Build Date: Fri Oct 4 11:50:09 2024 UTC
Does anyone know how to set someone on fire over the Internet?
-- Mr. Bad
All Beatles Must Pass
2001-11-30 03:39:06
George Harrison has defied the critics once again. Rest in peace.
I'd completely given up on George long ago, and I wasn't surprised he was dying, because it seemed like the only logical thing to do at this point, careerwise. But then an interesting thing happened on the way to the morgue: a dawning, crushing sense of loss, married to a sputtering sense of anger when you think how much of the world the old coot actually held in his hands at one point and exactly how much he just up and tossed away like old bread. "Creatively he's been dead since 1972," I wrote to a friend. Fuck the tosser. But wait....
I used to root for him quite a bit to show some of the old spunk, especially back in the early 80s, which was just a horrible, horrible epoch for dinosaur rock, what with the Who doing their damndest to make everyone forget they were ever any good, Zeppelin broken up and the Stones setting new milestones for forgettably bland Semi-Tilt Run-On Boogie. So stuff that used to be great but was currently horrible was sort of my guilty pleasure then, and I used to fantasize great comebacks for all the old heroes where everything would be Just As Good As It Used To Be, And Then Some.
But then George went silent for a long time, and between the ungodly Travelling Wilbury thing and the miserable sight of a Beatle needing to have his career resuscitated by Jeff "Fucking" Lynne, all hope got lost in roughly the same place where Pete Townshend put his Telecaster into mothballs in lieu of making "gentle acoustic music that doesn't make people's ears go all wobbly and such."
I will not deny that a half dozen or so George Harrison compositions give me roughly as much pleasure as anything else ever recorded by humans. Even the oddball stuff. Especially the oddball stuff. "Badge," with Eric Clapton, pretending to be a Cream record but there's no disguising that melody; I can listen to that song on my worst day as a human and feel at least a smidgen of contented relief, if nothing else.
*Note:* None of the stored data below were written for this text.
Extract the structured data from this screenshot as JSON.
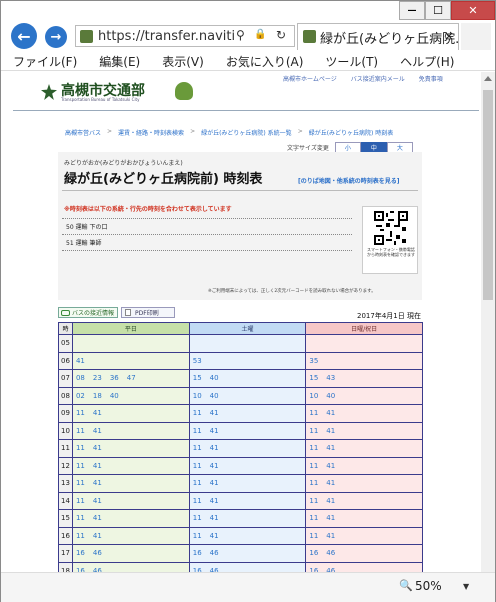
{
  "browser": {
    "url": "https://transfer.naviti",
    "tab_title": "緑が丘(みどりヶ丘病院...",
    "zoom": "50%",
    "back_glyph": "←",
    "fwd_glyph": "→",
    "search_glyph": "⚲",
    "lock_glyph": "🔒",
    "refresh_glyph": "↻",
    "close_tab_glyph": "×",
    "min_glyph": "—",
    "max_glyph": "☐",
    "close_glyph": "✕",
    "zoom_glyph": "🔍",
    "zoom_drop": "▼"
  },
  "menu": [
    "ファイル(F)",
    "編集(E)",
    "表示(V)",
    "お気に入り(A)",
    "ツール(T)",
    "ヘルプ(H)"
  ],
  "site": {
    "logo_title": "高槻市交通部",
    "logo_sub": "Transportation Bureau of Takatsuki City",
    "top_links": [
      "高槻市ホームページ",
      "バス接近案内メール",
      "免責事項"
    ]
  },
  "breadcrumb": [
    "高槻市営バス",
    "運賃・経路・時刻表検索",
    "緑が丘(みどりヶ丘病院) 系統一覧",
    "緑が丘(みどりヶ丘病院) 時刻表"
  ],
  "font_size": {
    "label": "文字サイズ変更",
    "small": "小",
    "medium": "中",
    "large": "大"
  },
  "stop": {
    "kana": "みどりがおか(みどりがおかびょういんまえ)",
    "name": "緑が丘(みどりヶ丘病院前) 時刻表",
    "map_link": "[のりば地図・他系統の時刻表を見る]"
  },
  "notice": "※時刻表は以下の系統・行先の時刻を合わせて表示しています",
  "routes": [
    "50 運輸 下の口",
    "51 運輸 筆師"
  ],
  "qr_caption": "スマートフォン・携帯電話から時刻表を確認できます",
  "qr_note": "※ご利用端末によっては、正しく2次元バーコードを読み取れない場合があります。",
  "buttons": {
    "approach": "バスの接近情報",
    "pdf": "PDF印刷"
  },
  "date": "2017年4月1日 現在",
  "headers": {
    "hour": "時",
    "weekday": "平日",
    "saturday": "土曜",
    "holiday": "日曜/祝日"
  },
  "rows": [
    {
      "h": "05",
      "wd": [],
      "sa": [],
      "su": []
    },
    {
      "h": "06",
      "wd": [
        "41"
      ],
      "sa": [
        "53"
      ],
      "su": [
        "35"
      ]
    },
    {
      "h": "07",
      "wd": [
        "08",
        "23",
        "36",
        "47"
      ],
      "sa": [
        "15",
        "40"
      ],
      "su": [
        "15",
        "43"
      ]
    },
    {
      "h": "08",
      "wd": [
        "02",
        "18",
        "40"
      ],
      "sa": [
        "10",
        "40"
      ],
      "su": [
        "10",
        "40"
      ]
    },
    {
      "h": "09",
      "wd": [
        "11",
        "41"
      ],
      "sa": [
        "11",
        "41"
      ],
      "su": [
        "11",
        "41"
      ]
    },
    {
      "h": "10",
      "wd": [
        "11",
        "41"
      ],
      "sa": [
        "11",
        "41"
      ],
      "su": [
        "11",
        "41"
      ]
    },
    {
      "h": "11",
      "wd": [
        "11",
        "41"
      ],
      "sa": [
        "11",
        "41"
      ],
      "su": [
        "11",
        "41"
      ]
    },
    {
      "h": "12",
      "wd": [
        "11",
        "41"
      ],
      "sa": [
        "11",
        "41"
      ],
      "su": [
        "11",
        "41"
      ]
    },
    {
      "h": "13",
      "wd": [
        "11",
        "41"
      ],
      "sa": [
        "11",
        "41"
      ],
      "su": [
        "11",
        "41"
      ]
    },
    {
      "h": "14",
      "wd": [
        "11",
        "41"
      ],
      "sa": [
        "11",
        "41"
      ],
      "su": [
        "11",
        "41"
      ]
    },
    {
      "h": "15",
      "wd": [
        "11",
        "41"
      ],
      "sa": [
        "11",
        "41"
      ],
      "su": [
        "11",
        "41"
      ]
    },
    {
      "h": "16",
      "wd": [
        "11",
        "41"
      ],
      "sa": [
        "11",
        "41"
      ],
      "su": [
        "11",
        "41"
      ]
    },
    {
      "h": "17",
      "wd": [
        "16",
        "46"
      ],
      "sa": [
        "16",
        "46"
      ],
      "su": [
        "16",
        "46"
      ]
    },
    {
      "h": "18",
      "wd": [
        "16",
        "46"
      ],
      "sa": [
        "16",
        "46"
      ],
      "su": [
        "16",
        "46"
      ]
    }
  ],
  "colors": {
    "weekday": "#eef6e2",
    "weekday_head": "#c6e0a8",
    "saturday": "#e8f2fc",
    "saturday_head": "#c2dbf4",
    "holiday": "#fde8e8",
    "holiday_head": "#f6c7c7",
    "border": "#3b3b8c",
    "accent": "#2c74c9"
  }
}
Heck, I'd even put the cameo guitar bit on Cheech and Chong's "Basketball Jones" up there with anything that, say, Ringo's ever done on his own or as a guest.
George was also funny as hell in the Beatles movies. Watch him sometime in "Help!" or "Hard Day's Night." John and Ringo always got all the credit for the yuck-making in various Beatles joints, but there's a very stoic surrealism going on with George that he never got nearly enough respect for, because he wasn't off-the-wall as much as he was part of the wall. I'd call his comic intuition zenlike, but that just reminds me how unfunny someone like Richard Gere is.
He also never got enough credit as a guitarist, and he was a damned good one. Roughly 8/10ths of all the great Beatle songs are built entirely and solidly around his guitar riff, and this was an excellent decision by the group. He was precise without being flashy, and he could set a mood better than anyone else in the business back then, bar none, not even Clapton, certainly not Hendrix. You have to flash forward to Neil Young ca. 1974 or so before you get to someone who could tell so much with so little, just by playing a guitar. He wasn't a virtuoso, but he didn't need to be, and if he had been, he would have completely fucked up the Beatles. There's a lesson in there for the Frippertronics crowd, I think, but I'm not about to go sorting it out right now, let alone trying to defend it.
Yeah, I'll miss him. I think if everyone just said that, we could go about our business without having to rename freeways and libraries and the world would be a much better place than it's probably going to be in a week or two, after listening to 257 straight hours of Beatle tunes on every goddamned radio station in the world.